This is very thinly traded. Whoever has been selling down probably took a breather.
Printable View
This is very thinly traded. Whoever has been selling down probably took a breather.
Ouch! for PGG
"Farm sales have declined 43% over the last two years"
https://www.interest.co.nz/property/...y+29+June+2024
My feeling is that farming has its debt under control. Kiwifruit is doing its thing so I haven't heard people moaning too much. And the local Farmlands and Fruitfed carparks are starting to look more lively.
It's another story though in my other world (Auckland Remuera). The mums are starting to get a bit emotional over the financial stresses around mortgages and school fees etc. And hear about people losing their jobs.
The sp has been over sold, but that goes for many NZX companies.
Catching a bid
Far too much speculative selling and then buying going on in my view. While it is nice to be 'back in the black' on my overall investment position in PGW, headwinds remain:
a/ No dividend likely.
b/ Banking covenants remain busted, although I expect the banking syndicate to grant PGW a reprieve on these until late 2025. And if things have not stabalised by then, expect the pressure to come on.
c/ Live animal export ban from Australia, will see a massive upswing in the WA sheep kill and a new downward squeeze on Oceania sheep prices.
d/ The re-entry of Brazil into the global beef trade will see significant pressure on NZ's beef export markets going forwards.
Better times for fruit growers with the so called free trade deals with Europe coming into effect. But there will be no overall return to the 'golden times' of FY2021/FY2022. Best to wait until the FY2024 results are in and the FY2025 outlook is out IMO before adding. Yes you will 'miss the bottom' by doing that.
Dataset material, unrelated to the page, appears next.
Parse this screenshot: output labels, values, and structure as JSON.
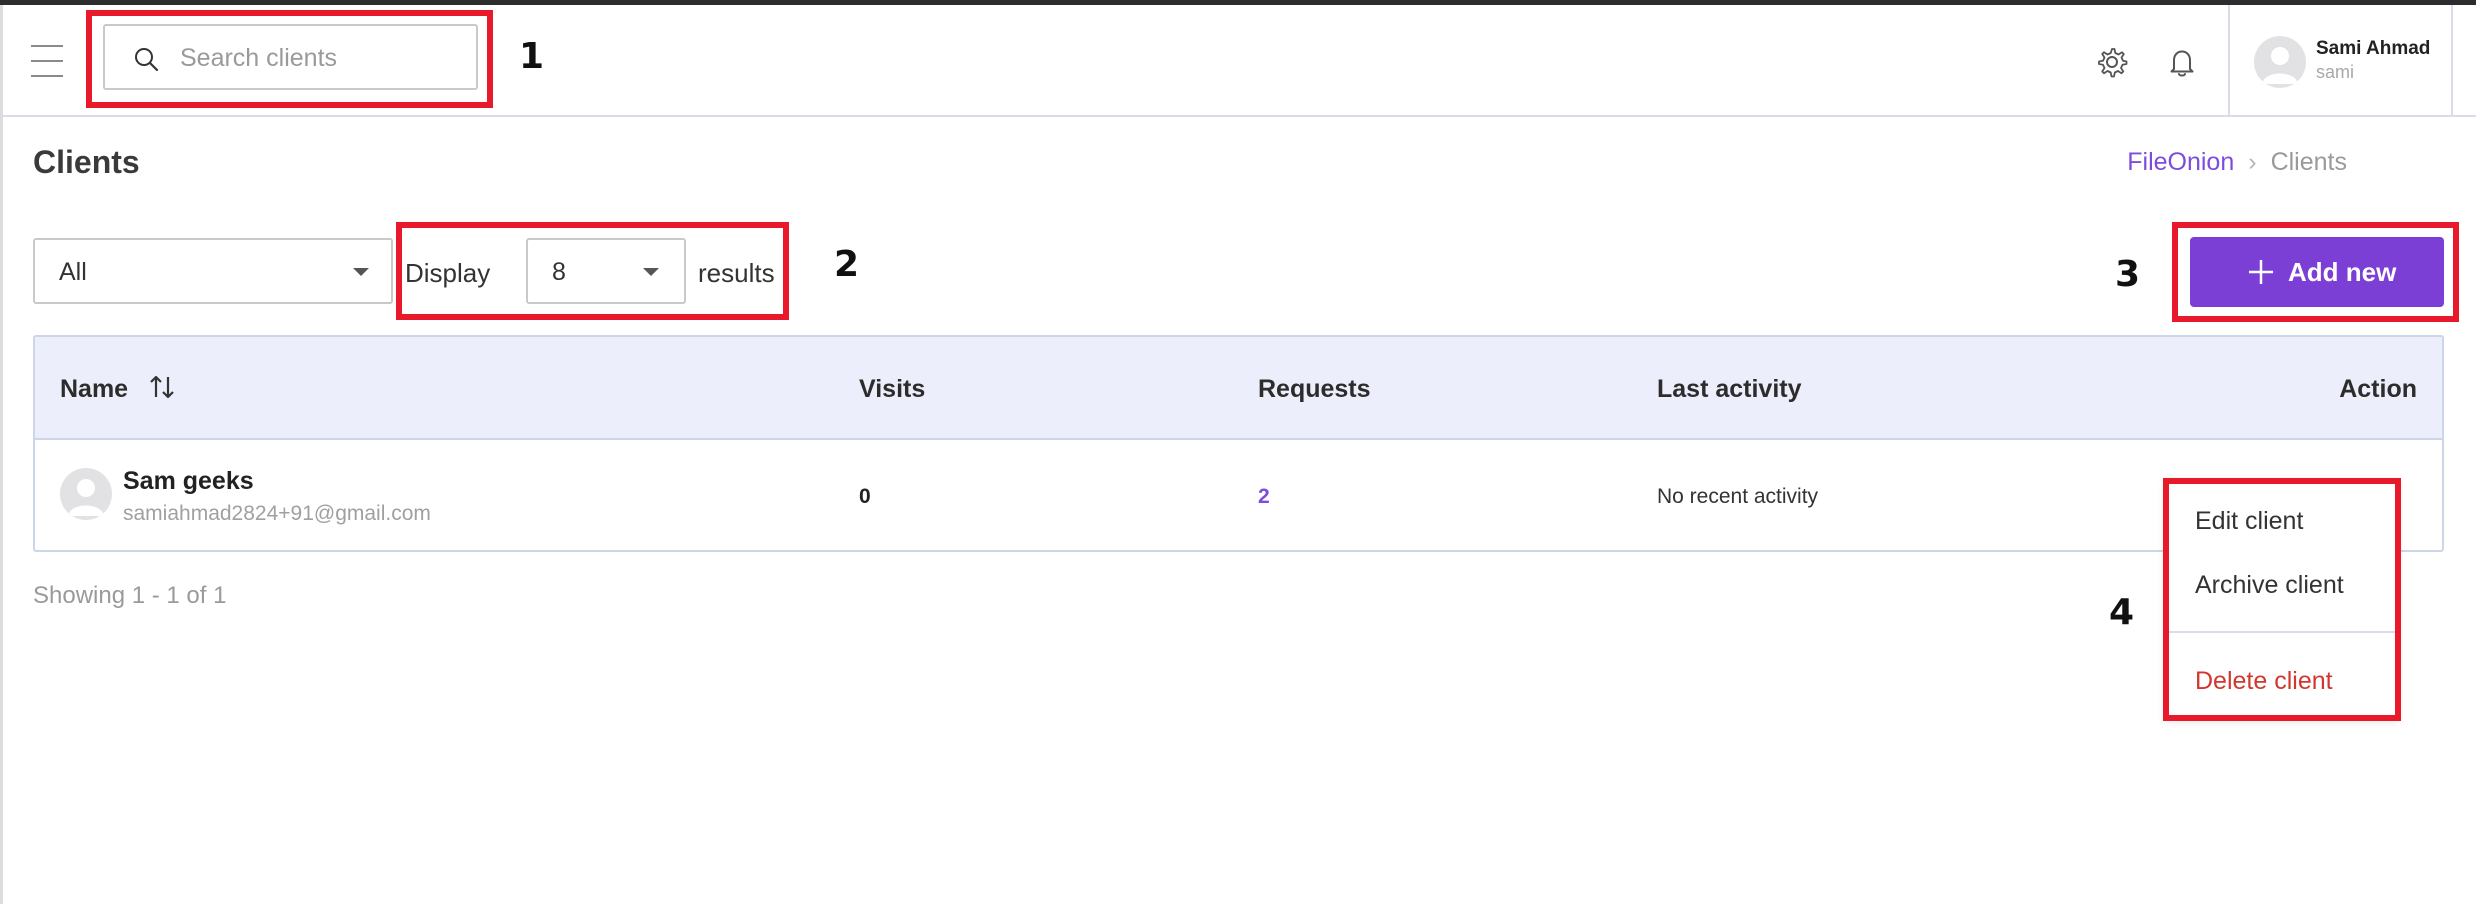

But it is the trade off you make for more certainty of forward vision (the outside chance of a cash issue to shore up the balance sheet should not be entirely dismissed).
SNOOPY
With the release of the actual results being so close, I am not sure it is useful to speculate on that. As at the last balance date, pension plan assets were divided into equities 60%, fixed interest 27% and cash 13%. But there is no more detail than that. The bond market will have had a tough year, Equities in NZ have been fairly flat, although if some of that equity money has been invested in the USA it will have done better. Last year the funding deficit ( fund liabilities -fund assets ) was $1.076m or about 2% of the pension fund investment total. I guess the problem over FY2024 if there is one, is that there is no 'spare cash' from operations to top up the pension scheme this year. So any topping up will likely be by borrowing. The amount of new borrowing required (if any) should not affect the debt ceilings already agreed to. But these debt ceilings were agreed to as long as certain banking covenants are being concurrently maintained.
Cracks were appearing in both the Fixed Cost Coverage ratio and the Senior Debt Coverage ratio at the half year period
https://www.sharetrader.co.nz/showth...=1#post1045374
The covenant ratio issues are all related to the plunging EBITDA figures. a result of the farming downturn. I expect both FCCR and SDCR will be will and truly busted once the FY2024 results are revealed. So we will have to see what the banking syndicate will do about this. I expect that compliance with these banking covenants will be waived for a time, with PGW being forced to operate via their sick bed on an 'austerity drip' (which means no cash for shareholders).
SNOOPY
What has happened to the share price?? Up 56% in 3 weeks!